Wie gesagt, deinen Vorschlag habe ich schonmal getestet, das hat aber nicht hingehauen.
Vllt könntest du mir in einem kurzem Codebeispiel zeigen wie du das genau meinst?


----------



## Fu3L (25. Mai 2012)

Pack mal das JLabel auf ein extra Panel. Also du fügst ein Panel zur GUI hinzu anstelle des Labels und dann die Labels immer auf dieses extra Panel. Wenn du nun für dieses Panel repaint() aufrufst könnte es sein, dass der Rest ausgespart wird.


----------



## Marco13 (25. Mai 2012)

Das setIcon müßte wohl auch mit SwingUtilities auf dem EDT gemacht werden, falls das nicht schon durch einen Buttonklick oder so ausgelöst wird. Ansonsten... beschreibe mal das "Flackern" genauer... die Kristallkugel in meinem Bauch sagt: Füg' mal in der main als erste Zeile
System.setProperty("sun.awt.noerasebackground", "true");
ein... aber die irrt sich auch manchmal


----------



## bob_sheknowdas (29. Mai 2012)

Fu3L hat gesagt.:


> Pack mal das JLabel auf ein extra Panel. Also du fügst ein Panel zur GUI hinzu anstelle des Labels und dann die Labels immer auf dieses extra Panel. Wenn du nun für dieses Panel repaint() aufrufst könnte es sein, dass der Rest ausgespart wird.
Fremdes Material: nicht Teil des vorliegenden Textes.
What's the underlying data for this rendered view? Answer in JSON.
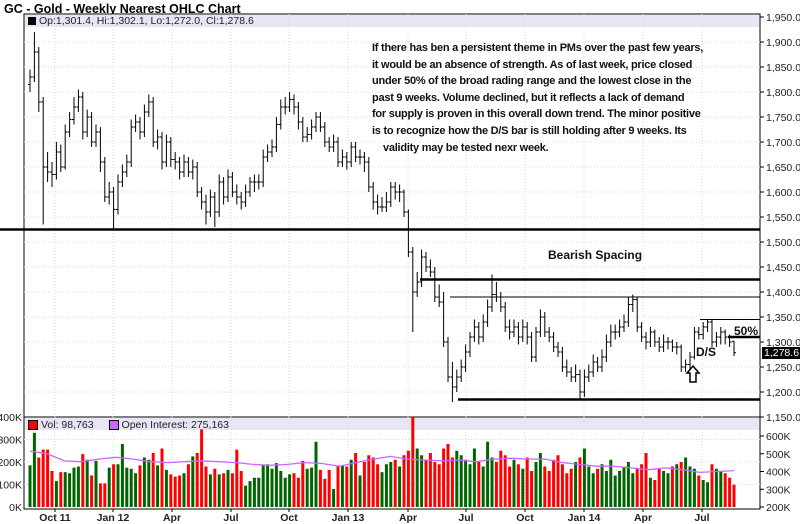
{
  "title": "GC - Gold - Weekly Nearest OHLC Chart",
  "price_legend": "Op:1,301.4, Hi:1,302.1, Lo:1,272.0, Cl:1,278.6",
  "volume_legend": {
    "vol": "Vol: 98,763",
    "oi": "Open Interest: 275,163"
  },
  "current_price_label": "1,278.6",
  "annotation_lines": [
    "If there has ben a persistent theme in PMs over the past few years,",
    "it would be an absence of strength.  As of last week, price closed",
    "under 50% of the broad rading range and the lowest close in the",
    "past 9 weeks.  Volume declined, but it reflects a lack of demand",
    "for supply is proven in this overall down trend.  The minor positive",
    "is to recognize how the D/S bar is still holding after 9 weeks.  Its",
    "validity may be tested nexr week."
  ],
  "labels": {
    "bearish_spacing": "Bearish Spacing",
    "fifty_pct": "50%",
    "ds": "D/S"
  },
  "colors": {
    "up_volume": "#006400",
    "down_volume": "#ff0000",
    "open_interest": "#cc66ff",
    "legend_band": "#e6e6f5",
    "bars": "#000000"
  },
  "chart_data": [
    {
      "type": "ohlc",
      "title": "GC - Gold - Weekly Nearest OHLC Chart",
      "ylim": [
        1150,
        1950
      ],
      "y_ticks": [
        "1,950.0",
        "1,900.0",
        "1,850.0",
        "1,800.0",
        "1,750.0",
        "1,700.0",
        "1,650.0",
        "1,600.0",
        "1,550.0",
        "1,500.0",
        "1,450.0",
        "1,400.0",
        "1,350.0",
        "1,300.0",
        "1,250.0",
        "1,200.0",
        "1,150.0"
      ],
      "x_ticks": [
        "Oct 11",
        "Jan 12",
        "Apr",
        "Jul",
        "Oct",
        "Jan 13",
        "Apr",
        "Jul",
        "Oct",
        "Jan 14",
        "Apr",
        "Jul"
      ],
      "grid": true,
      "horizontal_lines": [
        {
          "price": 1525,
          "style": "thick"
        },
        {
          "price": 1425,
          "style": "thick"
        },
        {
          "price": 1390,
          "style": "thin"
        },
        {
          "price": 1345,
          "style": "thin"
        },
        {
          "price": 1310,
          "style": "thick"
        },
        {
          "price": 1185,
          "style": "thick"
        }
      ],
      "bars_ohlc": [
        [
          1815,
          1845,
          1800,
          1830
        ],
        [
          1830,
          1920,
          1820,
          1880
        ],
        [
          1880,
          1890,
          1760,
          1780
        ],
        [
          1780,
          1790,
          1535,
          1650
        ],
        [
          1650,
          1680,
          1620,
          1640
        ],
        [
          1640,
          1660,
          1610,
          1635
        ],
        [
          1635,
          1700,
          1625,
          1680
        ],
        [
          1680,
          1695,
          1640,
          1650
        ],
        [
          1650,
          1735,
          1645,
          1720
        ],
        [
          1720,
          1760,
          1710,
          1745
        ],
        [
          1745,
          1790,
          1735,
          1770
        ],
        [
          1770,
          1805,
          1760,
          1790
        ],
        [
          1790,
          1800,
          1705,
          1720
        ],
        [
          1720,
          1765,
          1710,
          1750
        ],
        [
          1750,
          1760,
          1690,
          1700
        ],
        [
          1700,
          1735,
          1690,
          1720
        ],
        [
          1720,
          1730,
          1640,
          1660
        ],
        [
          1660,
          1670,
          1580,
          1590
        ],
        [
          1590,
          1620,
          1575,
          1600
        ],
        [
          1600,
          1610,
          1525,
          1565
        ],
        [
          1565,
          1635,
          1555,
          1620
        ],
        [
          1620,
          1655,
          1610,
          1640
        ],
        [
          1640,
          1675,
          1630,
          1660
        ],
        [
          1660,
          1745,
          1650,
          1730
        ],
        [
          1730,
          1755,
          1720,
          1740
        ],
        [
          1740,
          1750,
          1705,
          1720
        ],
        [
          1720,
          1775,
          1710,
          1760
        ],
        [
          1760,
          1795,
          1750,
          1780
        ],
        [
          1780,
          1790,
          1690,
          1700
        ],
        [
          1700,
          1725,
          1685,
          1710
        ],
        [
          1710,
          1720,
          1645,
          1660
        ],
        [
          1660,
          1715,
          1650,
          1700
        ],
        [
          1700,
          1710,
          1650,
          1665
        ],
        [
          1665,
          1680,
          1645,
          1660
        ],
        [
          1660,
          1670,
          1625,
          1640
        ],
        [
          1640,
          1675,
          1630,
          1660
        ],
        [
          1660,
          1670,
          1630,
          1640
        ],
        [
          1640,
          1665,
          1625,
          1650
        ],
        [
          1650,
          1660,
          1590,
          1600
        ],
        [
          1600,
          1610,
          1565,
          1580
        ],
        [
          1580,
          1595,
          1535,
          1560
        ],
        [
          1560,
          1605,
          1550,
          1590
        ],
        [
          1590,
          1600,
          1530,
          1560
        ],
        [
          1560,
          1635,
          1550,
          1620
        ],
        [
          1620,
          1630,
          1575,
          1590
        ],
        [
          1590,
          1645,
          1580,
          1630
        ],
        [
          1630,
          1640,
          1590,
          1600
        ],
        [
          1600,
          1615,
          1575,
          1590
        ],
        [
          1590,
          1600,
          1565,
          1580
        ],
        [
          1580,
          1615,
          1570,
          1600
        ],
        [
          1600,
          1630,
          1590,
          1620
        ],
        [
          1620,
          1635,
          1600,
          1620
        ],
        [
          1620,
          1635,
          1605,
          1620
        ],
        [
          1620,
          1685,
          1610,
          1670
        ],
        [
          1670,
          1695,
          1660,
          1680
        ],
        [
          1680,
          1705,
          1670,
          1690
        ],
        [
          1690,
          1750,
          1680,
          1735
        ],
        [
          1735,
          1785,
          1725,
          1770
        ],
        [
          1770,
          1790,
          1755,
          1770
        ],
        [
          1770,
          1800,
          1760,
          1785
        ],
        [
          1785,
          1795,
          1755,
          1770
        ],
        [
          1770,
          1780,
          1725,
          1740
        ],
        [
          1740,
          1750,
          1700,
          1710
        ],
        [
          1710,
          1730,
          1700,
          1715
        ],
        [
          1715,
          1745,
          1705,
          1730
        ],
        [
          1730,
          1760,
          1720,
          1750
        ],
        [
          1750,
          1760,
          1720,
          1730
        ],
        [
          1730,
          1740,
          1690,
          1700
        ],
        [
          1700,
          1710,
          1680,
          1690
        ],
        [
          1690,
          1715,
          1680,
          1700
        ],
        [
          1700,
          1710,
          1650,
          1660
        ],
        [
          1660,
          1685,
          1650,
          1670
        ],
        [
          1670,
          1680,
          1645,
          1660
        ],
        [
          1660,
          1700,
          1650,
          1690
        ],
        [
          1690,
          1700,
          1660,
          1670
        ],
        [
          1670,
          1685,
          1655,
          1670
        ],
        [
          1670,
          1680,
          1640,
          1660
        ],
        [
          1660,
          1670,
          1600,
          1610
        ],
        [
          1610,
          1620,
          1565,
          1580
        ],
        [
          1580,
          1595,
          1555,
          1570
        ],
        [
          1570,
          1590,
          1560,
          1570
        ],
        [
          1570,
          1600,
          1560,
          1580
        ],
        [
          1580,
          1620,
          1570,
          1610
        ],
        [
          1610,
          1620,
          1585,
          1600
        ],
        [
          1600,
          1615,
          1580,
          1600
        ],
        [
          1600,
          1605,
          1550,
          1560
        ],
        [
          1560,
          1565,
          1470,
          1480
        ],
        [
          1480,
          1490,
          1320,
          1400
        ],
        [
          1400,
          1440,
          1390,
          1420
        ],
        [
          1420,
          1485,
          1410,
          1470
        ],
        [
          1470,
          1480,
          1440,
          1450
        ],
        [
          1450,
          1465,
          1430,
          1440
        ],
        [
          1440,
          1450,
          1380,
          1390
        ],
        [
          1390,
          1415,
          1370,
          1380
        ],
        [
          1380,
          1400,
          1290,
          1300
        ],
        [
          1300,
          1310,
          1220,
          1230
        ],
        [
          1230,
          1260,
          1180,
          1210
        ],
        [
          1210,
          1245,
          1200,
          1230
        ],
        [
          1230,
          1265,
          1220,
          1250
        ],
        [
          1250,
          1295,
          1240,
          1280
        ],
        [
          1280,
          1320,
          1270,
          1310
        ],
        [
          1310,
          1345,
          1300,
          1330
        ],
        [
          1330,
          1340,
          1295,
          1310
        ],
        [
          1310,
          1355,
          1300,
          1340
        ],
        [
          1340,
          1385,
          1330,
          1370
        ],
        [
          1370,
          1435,
          1360,
          1395
        ],
        [
          1395,
          1420,
          1380,
          1390
        ],
        [
          1390,
          1400,
          1360,
          1370
        ],
        [
          1370,
          1380,
          1320,
          1330
        ],
        [
          1330,
          1345,
          1305,
          1320
        ],
        [
          1320,
          1345,
          1310,
          1330
        ],
        [
          1330,
          1340,
          1295,
          1310
        ],
        [
          1310,
          1345,
          1300,
          1330
        ],
        [
          1330,
          1340,
          1295,
          1310
        ],
        [
          1310,
          1320,
          1260,
          1270
        ],
        [
          1270,
          1330,
          1260,
          1320
        ],
        [
          1320,
          1365,
          1310,
          1350
        ],
        [
          1350,
          1360,
          1310,
          1320
        ],
        [
          1320,
          1330,
          1300,
          1310
        ],
        [
          1310,
          1320,
          1280,
          1290
        ],
        [
          1290,
          1300,
          1270,
          1280
        ],
        [
          1280,
          1290,
          1240,
          1250
        ],
        [
          1250,
          1265,
          1230,
          1240
        ],
        [
          1240,
          1250,
          1220,
          1230
        ],
        [
          1230,
          1255,
          1220,
          1235
        ],
        [
          1235,
          1245,
          1185,
          1200
        ],
        [
          1200,
          1245,
          1190,
          1230
        ],
        [
          1230,
          1255,
          1220,
          1240
        ],
        [
          1240,
          1275,
          1230,
          1260
        ],
        [
          1260,
          1270,
          1240,
          1250
        ],
        [
          1250,
          1285,
          1240,
          1270
        ],
        [
          1270,
          1315,
          1260,
          1300
        ],
        [
          1300,
          1335,
          1290,
          1320
        ],
        [
          1320,
          1335,
          1305,
          1320
        ],
        [
          1320,
          1345,
          1310,
          1330
        ],
        [
          1330,
          1355,
          1320,
          1340
        ],
        [
          1340,
          1390,
          1330,
          1375
        ],
        [
          1375,
          1395,
          1360,
          1385
        ],
        [
          1385,
          1390,
          1320,
          1330
        ],
        [
          1330,
          1340,
          1300,
          1310
        ],
        [
          1310,
          1320,
          1285,
          1300
        ],
        [
          1300,
          1330,
          1290,
          1320
        ],
        [
          1320,
          1325,
          1290,
          1300
        ],
        [
          1300,
          1310,
          1280,
          1290
        ],
        [
          1290,
          1315,
          1280,
          1300
        ],
        [
          1300,
          1310,
          1285,
          1300
        ],
        [
          1300,
          1305,
          1280,
          1290
        ],
        [
          1290,
          1300,
          1275,
          1290
        ],
        [
          1290,
          1295,
          1240,
          1250
        ],
        [
          1250,
          1265,
          1240,
          1255
        ],
        [
          1255,
          1280,
          1245,
          1270
        ],
        [
          1270,
          1330,
          1265,
          1320
        ],
        [
          1320,
          1330,
          1305,
          1315
        ],
        [
          1315,
          1340,
          1305,
          1330
        ],
        [
          1330,
          1345,
          1320,
          1340
        ],
        [
          1340,
          1345,
          1290,
          1300
        ],
        [
          1300,
          1320,
          1290,
          1310
        ],
        [
          1310,
          1330,
          1295,
          1320
        ],
        [
          1320,
          1325,
          1295,
          1310
        ],
        [
          1310,
          1315,
          1290,
          1300
        ],
        [
          1301.4,
          1302.1,
          1272.0,
          1278.6
        ]
      ]
    },
    {
      "type": "bar+line",
      "series": [
        {
          "name": "Vol",
          "unit": "K",
          "ylim": [
            0,
            400
          ],
          "y_ticks": [
            "400K",
            "300K",
            "200K",
            "100K",
            "0K"
          ],
          "values": [
            185,
            330,
            220,
            255,
            255,
            160,
            115,
            155,
            155,
            150,
            175,
            180,
            235,
            210,
            140,
            205,
            105,
            105,
            175,
            190,
            190,
            280,
            175,
            170,
            150,
            185,
            220,
            210,
            240,
            185,
            260,
            165,
            145,
            135,
            140,
            150,
            190,
            225,
            240,
            345,
            180,
            145,
            170,
            145,
            150,
            165,
            150,
            255,
            160,
            95,
            115,
            130,
            130,
            185,
            190,
            170,
            195,
            160,
            130,
            145,
            150,
            130,
            205,
            170,
            175,
            290,
            165,
            125,
            165,
            80,
            180,
            185,
            180,
            210,
            240,
            140,
            200,
            230,
            220,
            190,
            155,
            190,
            200,
            210,
            180,
            230,
            250,
            400,
            260,
            230,
            210,
            240,
            200,
            190,
            260,
            280,
            220,
            250,
            230,
            210,
            190,
            260,
            200,
            180,
            290,
            220,
            200,
            250,
            230,
            180,
            210,
            190,
            170,
            220,
            160,
            200,
            240,
            180,
            160,
            210,
            230,
            190,
            150,
            170,
            200,
            220,
            260,
            180,
            150,
            170,
            190,
            160,
            210,
            140,
            160,
            180,
            200,
            150,
            170,
            190,
            240,
            130,
            120,
            170,
            160,
            150,
            180,
            190,
            200,
            220,
            180,
            170,
            140,
            120,
            110,
            190,
            170,
            160,
            150,
            130,
            99
          ]
        },
        {
          "name": "Open Interest",
          "unit": "K",
          "ylim": [
            200,
            650
          ],
          "y_ticks": [
            "600K",
            "500K",
            "400K",
            "300K",
            "200K"
          ],
          "values": [
            515,
            500,
            460,
            455,
            470,
            480,
            470,
            455,
            450,
            455,
            460,
            455,
            450,
            440,
            435,
            440,
            450,
            445,
            430,
            450,
            470,
            485,
            470,
            465,
            460,
            465,
            455,
            470,
            475,
            470,
            470,
            450,
            440,
            430,
            430,
            420,
            410,
            420,
            410,
            395,
            400,
            405
          ]
        }
      ]
    }
  ]
}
Das hat leider nicht den gewünschten Erfolg gebracht. In meinem richtigen Programm hatte ich das sogar schon so umgesetzt. Nur für das KKB war ich zu faul das mit aufzunehmen.




Marco13 hat gesagt.:


> Das setIcon müßte wohl auch mit SwingUtilities auf dem EDT gemacht werden, falls das nicht schon durch einen Buttonklick oder so ausgelöst wird. Ansonsten... beschreibe mal das "Flackern" genauer... die Kristallkugel in meinem Bauch sagt: Füg' mal in der main als erste Zeile
> System.setProperty("sun.awt.noerasebackground", "true");
> ein... aber die irrt sich auch manchmal



Schonmal über eine Kariere als professioneller Wahrsager nachgedacht  -  die richtigen Utensilien scheinst du ja schon zu haben 
Das System.set... funktioniert wie gewünscht, vielen Dank dafür.
Kannst du mir noch erklären, was der Befehl auslöst?


----------



## Marco13 (29. Mai 2012)

Sooo genau kann ich das auch nicht (und ich bin nicht sicher, ob es überhaupt jemand kann  ). Man findet im Netzt einiges dazu. Im wesentlichen gilt so diese "Faustregel": Wenn irgendwas mit OpenGL (also auch Java3D) immer mal so grau aufflackert (oder grau bleibt und erst bei einem Neuzeichnen was zu sehen ist) hilft meistens diese magische Zeile ....


----------